Subsidiarität


Subsidiarität (von lateinisch subsidium ‚Hilfe‘, ‚Reserve‘) ist eine Maxime, die eine größtmögliche Selbstbestimmung und Eigenverantwortung des Individuums, der Familie oder der Gemeinde anstrebt, soweit dies möglich und sinnvoll ist.

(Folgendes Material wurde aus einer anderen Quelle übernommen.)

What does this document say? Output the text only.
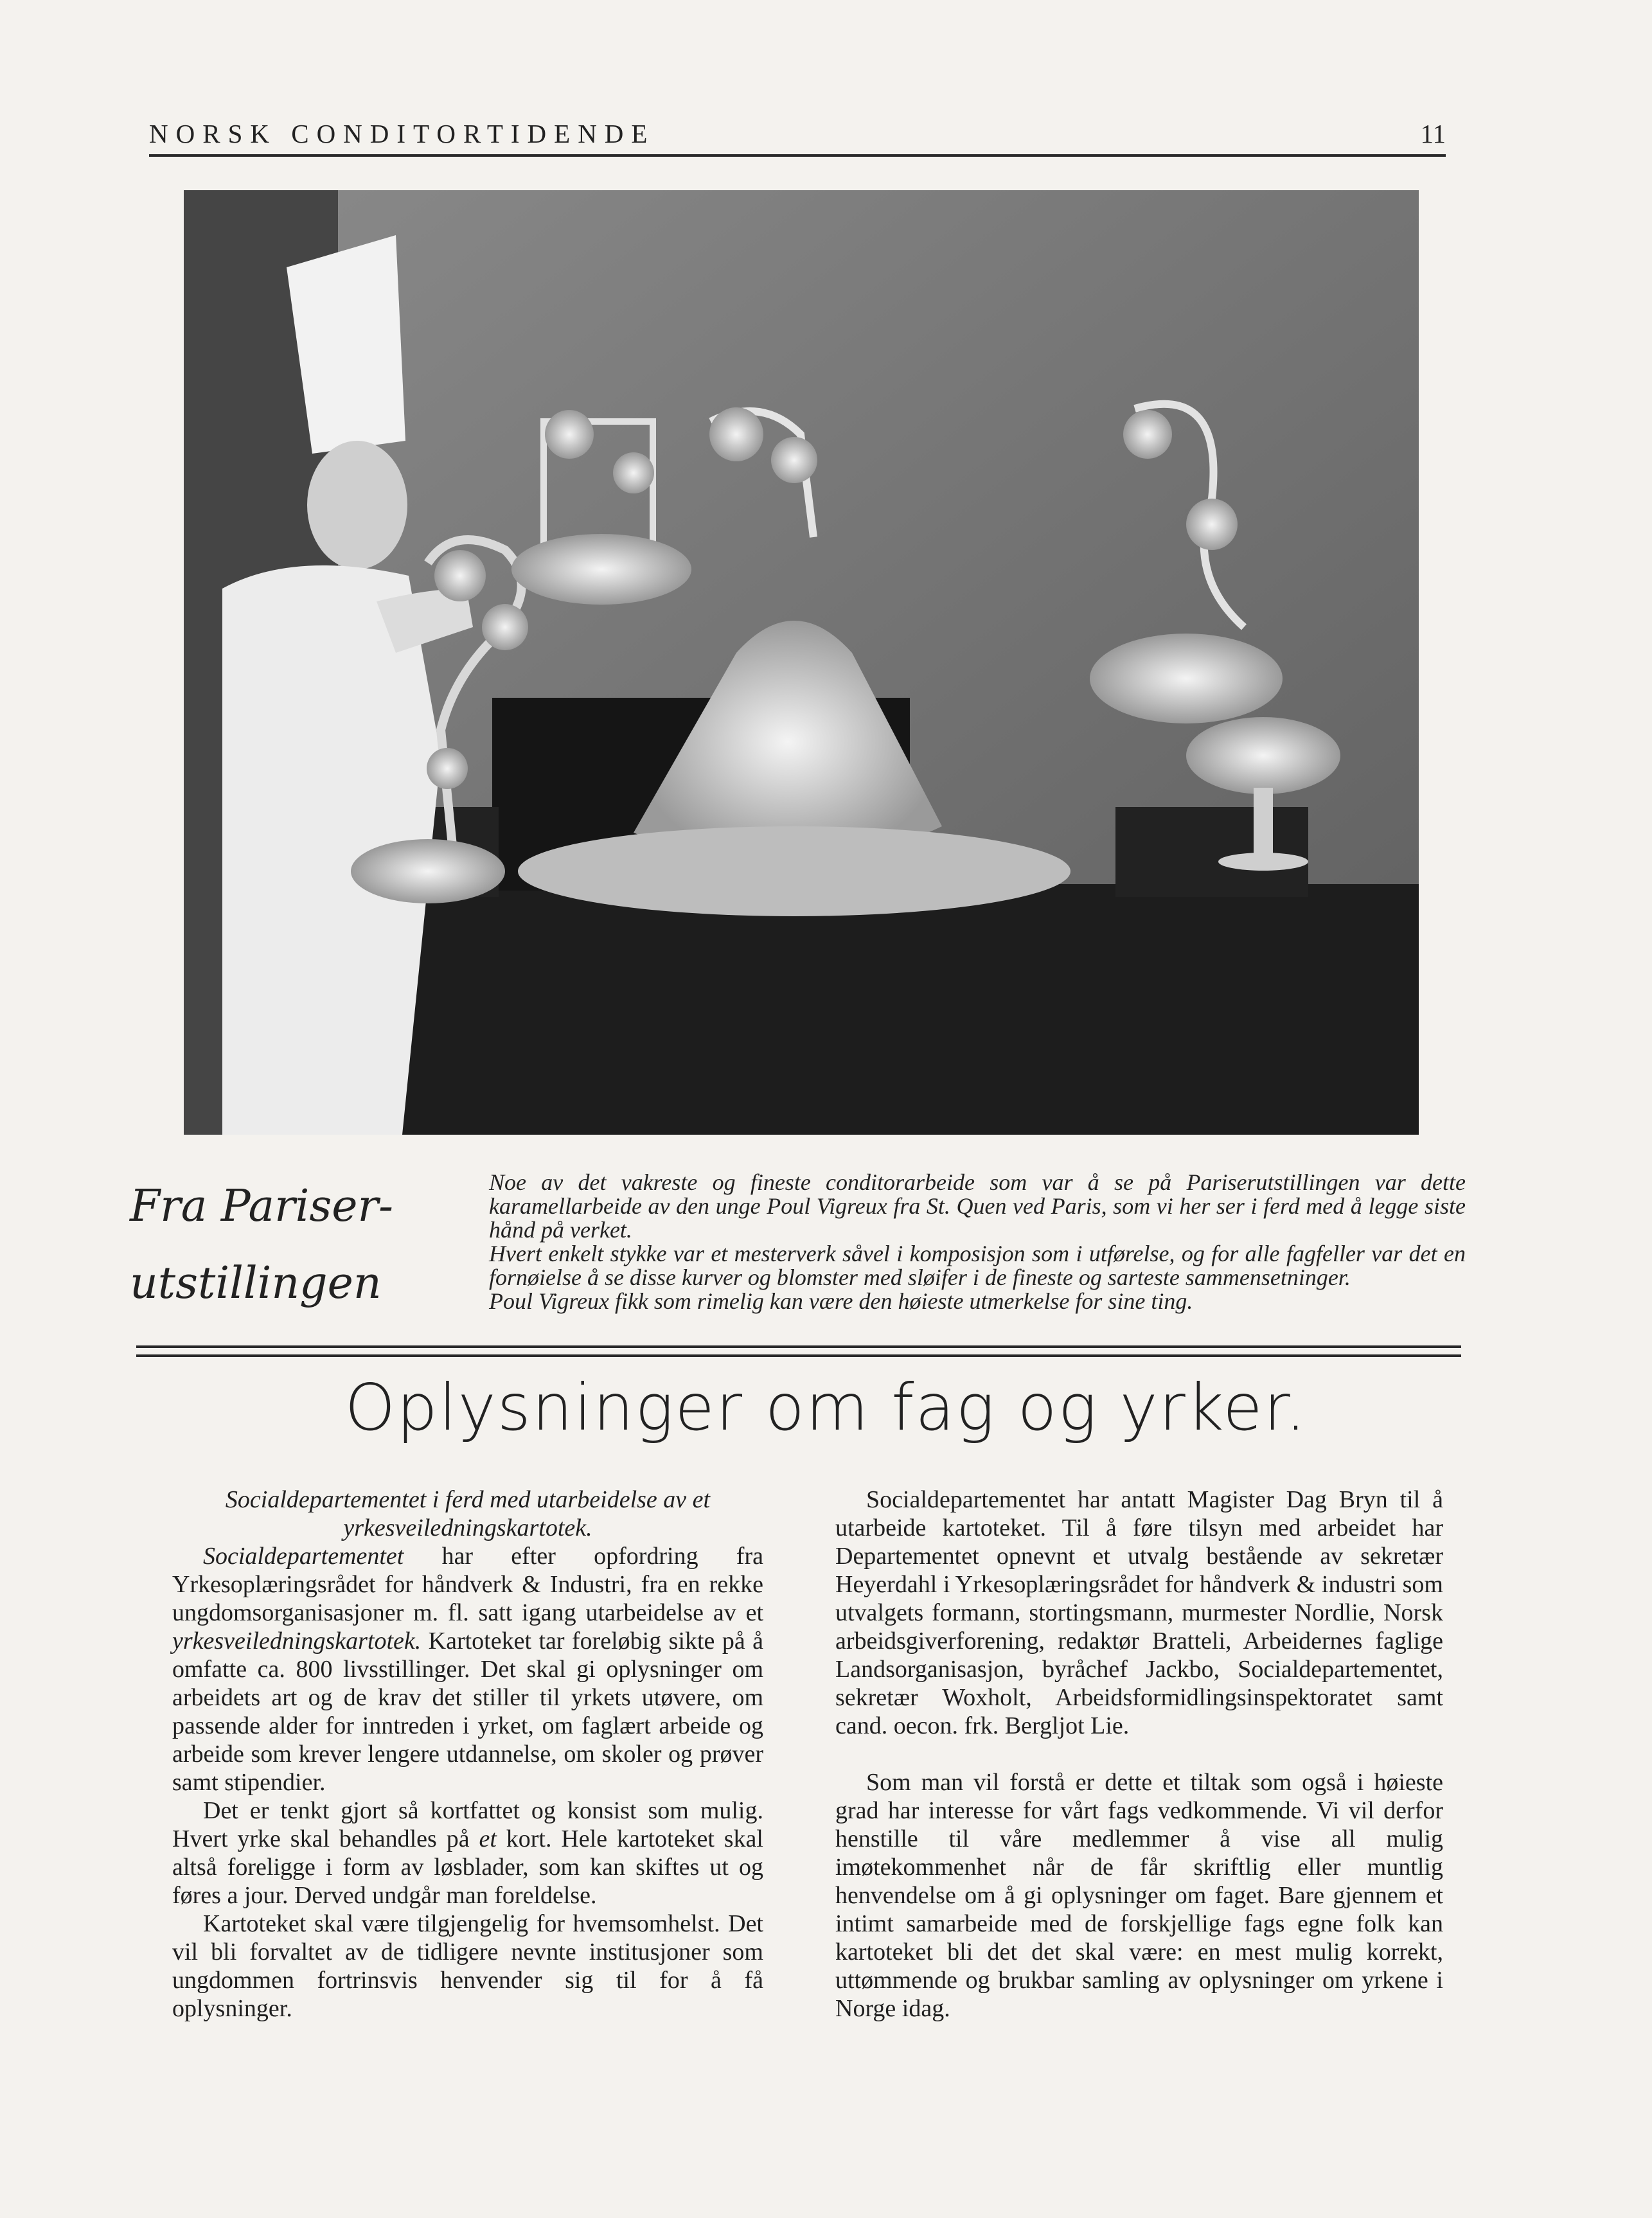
NORSK CONDITORTIDENDE	11
Fra Pariser-
utstillingen

Noe av det vakreste og fineste conditorarbeide som var å se på Pariserutstillingen var dette karamellarbeide av den unge Poul Vigreux fra St. Quen ved Paris, som vi her ser i ferd med å legge siste hånd på verket.

Hvert enkelt stykke var et mesterverk såvel i komposisjon som i utførelse, og for alle fagfeller var det en fornøielse å se disse kurver og blomster med sløifer i de fineste og sarteste sammensetninger.

Poul Vigreux fikk som rimelig kan være den høieste utmerkelse for sine ting.

Oplysninger om fag og yrker.

Socialdepartementet i ferd med utarbeidelse av et yrkesveiledningskartotek.

Socialdepartementet har efter opfordring fra Yrkesoplæringsrådet for håndverk & Industri, fra en rekke ungdomsorganisasjoner m. fl. satt igang utarbeidelse av et yrkesveiledningskartotek. Kartoteket tar foreløbig sikte på å omfatte ca. 800 livsstillinger. Det skal gi oplysninger om arbeidets art og de krav det stiller til yrkets utøvere, om passende alder for inntreden i yrket, om faglært arbeide og arbeide som krever lengere utdannelse, om skoler og prøver samt stipendier.

Det er tenkt gjort så kortfattet og konsist som mulig. Hvert yrke skal behandles på et kort. Hele kartoteket skal altså foreligge i form av løsblader, som kan skiftes ut og føres a jour. Derved undgår man foreldelse.

Kartoteket skal være tilgjengelig for hvemsomhelst. Det vil bli forvaltet av de tidligere nevnte institusjoner som ungdommen fortrinsvis henvender sig til for å få oplysninger.

Socialdepartementet har antatt Magister Dag Bryn til å utarbeide kartoteket. Til å føre tilsyn med arbeidet har Departementet opnevnt et utvalg bestående av sekretær Heyerdahl i Yrkesoplæringsrådet for håndverk & industri som utvalgets formann, stortingsmann, murmester Nordlie, Norsk arbeidsgiverforening, redaktør Bratteli, Arbeidernes faglige Landsorganisasjon, byråchef Jackbo, Socialdepartementet, sekretær Woxholt, Arbeidsformidlingsinspektoratet samt cand. oecon. frk. Bergljot Lie.

Som man vil forstå er dette et tiltak som også i høieste grad har interesse for vårt fags vedkommende. Vi vil derfor henstille til våre medlemmer å vise all mulig imøtekommenhet når de får skriftlig eller muntlig henvendelse om å gi oplysninger om faget. Bare gjennem et intimt samarbeide med de forskjellige fags egne folk kan kartoteket bli det det skal være: en mest mulig korrekt, uttømmende og brukbar samling av oplysninger om yrkene i Norge idag.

Das Subsidiaritätsprinzip besagt daraus folgend, dass (höhere) staatliche Institutionen nur dann (aber auch immer dann) regulativ eingreifen sollten, wenn die Möglichkeiten des Einzelnen, einer kleineren Gruppe oder niedrigeren Hierarchie-Ebene allein nicht ausreichen, eine bestimmte Aufgabe zu lösen.[1] Anders gesagt bedeutet dies, dass die Ebene der Regulierungskompetenz immer „so niedrig wie möglich und so hoch wie nötig“ angesiedelt sein sollte.

Das Subsidiaritätsprinzip ist ein wichtiges Konzept für föderale Bundesstaaten wie Deutschland, Österreich, die Vereinigten Staaten oder die Schweiz sowie für föderale Staatenverbünde wie die Europäische Union. Es ist auch zentrales Element des ordnungspolitischen Konzepts der sozialen Marktwirtschaft.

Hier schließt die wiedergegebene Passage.